His ears whined. He needed names. He needed some chance to stop this from happening. "You'll go down with them, Krishevski," he warned.
"Me? Who do you think called you the other night and put you onto Schock and Phillipp's assault?"
Boldt sat there stunned.
"See? That's the whole point of my visit. To cut the losses. They're ready to fry your ass. Don't let them do this. For once, just walk away. Do everyone a favor. Leave it be."
Boldt tried to respond in a voice that said he had no intention of bending, that he knew what he was talking about, "You, Chapman, Pendegrass—"
"It's not what you think."
"Then someone had better enlighten me."
Krishevski couldn't make the recliner sit up. He struggled like a child wanting to be free of a high chair, and finally got it. "Okay, I lied," he said.
Boldt felt a bubble lodge in his throat.
"No one sent me. I'm here to head off our both being dragged through the mud." He met eyes with Boldt and said, "I think I can do that. But I'm in as deep as you are, believe me."
"I don't."
Krishevski smiled nervously. "Chapman had a video. These guys will trade you straight across—that video of Chapman's for the one from the Denver hotel."
Boldt's pager and cell phone rang nearly simultaneously. He shut them both off without paying the slightest attention to them, never breaking eye contact with Krishevski.

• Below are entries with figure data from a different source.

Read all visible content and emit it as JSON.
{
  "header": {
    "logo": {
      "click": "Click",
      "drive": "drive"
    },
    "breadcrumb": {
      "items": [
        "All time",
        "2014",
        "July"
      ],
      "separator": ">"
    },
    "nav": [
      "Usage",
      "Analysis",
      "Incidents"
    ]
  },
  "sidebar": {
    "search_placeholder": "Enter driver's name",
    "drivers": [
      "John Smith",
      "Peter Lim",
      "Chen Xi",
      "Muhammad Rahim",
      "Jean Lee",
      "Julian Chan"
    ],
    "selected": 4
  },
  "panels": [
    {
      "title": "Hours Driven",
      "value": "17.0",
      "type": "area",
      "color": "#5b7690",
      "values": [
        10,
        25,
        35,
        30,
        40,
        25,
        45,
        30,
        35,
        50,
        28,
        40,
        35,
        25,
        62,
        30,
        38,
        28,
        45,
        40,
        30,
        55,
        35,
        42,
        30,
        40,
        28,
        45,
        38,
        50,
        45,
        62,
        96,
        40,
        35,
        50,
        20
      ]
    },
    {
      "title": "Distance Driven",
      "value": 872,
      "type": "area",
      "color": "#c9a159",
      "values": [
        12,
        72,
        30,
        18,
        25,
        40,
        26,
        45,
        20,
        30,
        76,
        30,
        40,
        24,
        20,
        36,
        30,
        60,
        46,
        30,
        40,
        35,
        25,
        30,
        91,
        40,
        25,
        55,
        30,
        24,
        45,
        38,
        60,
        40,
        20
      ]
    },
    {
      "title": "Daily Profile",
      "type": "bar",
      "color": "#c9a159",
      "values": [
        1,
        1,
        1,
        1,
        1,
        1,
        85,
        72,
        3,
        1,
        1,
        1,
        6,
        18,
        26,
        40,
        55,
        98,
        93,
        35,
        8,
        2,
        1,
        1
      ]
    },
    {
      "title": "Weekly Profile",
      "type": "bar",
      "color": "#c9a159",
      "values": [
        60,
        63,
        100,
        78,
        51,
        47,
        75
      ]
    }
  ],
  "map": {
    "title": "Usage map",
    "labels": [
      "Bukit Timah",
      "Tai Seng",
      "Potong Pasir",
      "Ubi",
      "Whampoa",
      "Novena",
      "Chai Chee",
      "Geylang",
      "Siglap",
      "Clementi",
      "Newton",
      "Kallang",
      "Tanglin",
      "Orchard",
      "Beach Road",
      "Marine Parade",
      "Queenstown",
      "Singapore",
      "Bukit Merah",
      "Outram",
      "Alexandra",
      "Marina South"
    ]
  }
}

"I'm to get this video and deliver it to you," Boldt said calmly. He added sarcastically, "And you're not connected to this."
"Don't go there," Krishevski said emphatically.
"I'm not left a lot of choice," Boldt pointed out. "If you came here on your own—if you're so squeaky clean—then what's to prevent you from talking?"
"I'm not so squeaky clean," he admitted. "I've been fired. I don't want to face jail time as well."
"Uh-huh," Boldt said knowingly.
"My crime—if you're going to call it that—is trying to correct stupidity. Other people's stupidity. Ron Chapman has a video that is trouble for some of my guys. And now I'm jammed because I tried to help. We're all jammed. That's as far as I'll go, as much as I'll say. Deliver Chapman's video, it all goes away."
"And Sanchez? Does she stand up and walk?"
"I'll go out the front," Krishevski said. "Tell Liz and the kids good-bye for me."